There was a comet in the sky in those days, a herald called Kohoutek, a comet from afar. It was to remain largely hidden from sight for the time of its journey through our world. It was there, in the sky, but invisible to the common sight of men, and I actually timed my journey to match its fiery sojourn around our sun. As it approached perihelion I would take off in the plane. As it rounded the sun, I would round the earth. And as it headed off into another orbit I would arrive in Calcutta, India.

That was a time of visions, and our hearts were gladdened by the promise of things to come, of hidden things to be made known, and the unfolding of a story of a man of another order, who walked among men to bless the earth and all the life upon it.

As a young man I was made into a child again, to go and seek my father. It was not an earthly father who called me on this journey, but the father of all things. So was this journey written on a living book by a pen beyond all comprehension.

The events which followed would also remain hidden, until the coming of another herald a score and three years later which would not be hidden, not even in the daytime sky, and in the light of which these things could be made known.

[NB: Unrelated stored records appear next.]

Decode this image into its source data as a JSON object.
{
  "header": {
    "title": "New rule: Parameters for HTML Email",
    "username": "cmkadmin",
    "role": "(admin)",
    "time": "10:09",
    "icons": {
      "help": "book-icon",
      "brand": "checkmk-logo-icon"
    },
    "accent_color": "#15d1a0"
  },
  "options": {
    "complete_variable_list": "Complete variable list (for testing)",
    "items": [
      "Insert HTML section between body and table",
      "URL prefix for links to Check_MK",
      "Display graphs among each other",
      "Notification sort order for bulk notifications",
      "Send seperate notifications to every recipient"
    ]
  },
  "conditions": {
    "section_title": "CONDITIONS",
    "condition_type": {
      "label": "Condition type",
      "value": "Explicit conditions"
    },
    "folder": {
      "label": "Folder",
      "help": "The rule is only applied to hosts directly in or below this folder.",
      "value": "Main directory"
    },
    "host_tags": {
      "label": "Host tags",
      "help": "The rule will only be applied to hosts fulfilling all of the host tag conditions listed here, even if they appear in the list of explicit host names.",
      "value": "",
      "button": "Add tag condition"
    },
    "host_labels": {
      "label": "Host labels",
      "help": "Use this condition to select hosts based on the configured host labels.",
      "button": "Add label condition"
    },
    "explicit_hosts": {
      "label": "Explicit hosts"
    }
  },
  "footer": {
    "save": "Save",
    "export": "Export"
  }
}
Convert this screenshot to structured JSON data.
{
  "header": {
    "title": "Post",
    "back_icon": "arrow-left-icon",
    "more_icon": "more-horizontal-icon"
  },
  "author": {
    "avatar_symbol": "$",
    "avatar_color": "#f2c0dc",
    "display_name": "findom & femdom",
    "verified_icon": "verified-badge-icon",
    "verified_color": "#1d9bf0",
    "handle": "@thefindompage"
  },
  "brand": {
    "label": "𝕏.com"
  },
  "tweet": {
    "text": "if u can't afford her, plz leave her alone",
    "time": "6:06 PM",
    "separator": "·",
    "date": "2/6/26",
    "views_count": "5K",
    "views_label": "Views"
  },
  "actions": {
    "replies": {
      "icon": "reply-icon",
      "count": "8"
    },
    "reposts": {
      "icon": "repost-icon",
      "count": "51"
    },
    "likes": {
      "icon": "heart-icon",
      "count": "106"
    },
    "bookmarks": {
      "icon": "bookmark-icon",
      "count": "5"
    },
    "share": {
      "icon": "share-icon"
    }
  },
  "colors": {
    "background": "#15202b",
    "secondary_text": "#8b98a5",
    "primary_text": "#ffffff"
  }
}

All was magic in those days. From the time I left my mother's house I began to feel as if some giant hand had taken me up and was carrying me where it would, altogether beyond the original impulse of my so called will A golden light increasingly surrounded me and I marveled at the descent of a palpable power that seemed to be making my deepest dreams come true.

This was my passion, my obsession, my impossible dream. And it was my destiny to see this dream come true. How it happened, the long years of inspiration and preparation, are important to my tale, for they show the deep magic of high aspiration and yearning loving earnestness which is the key to anyone's inward spiritual path.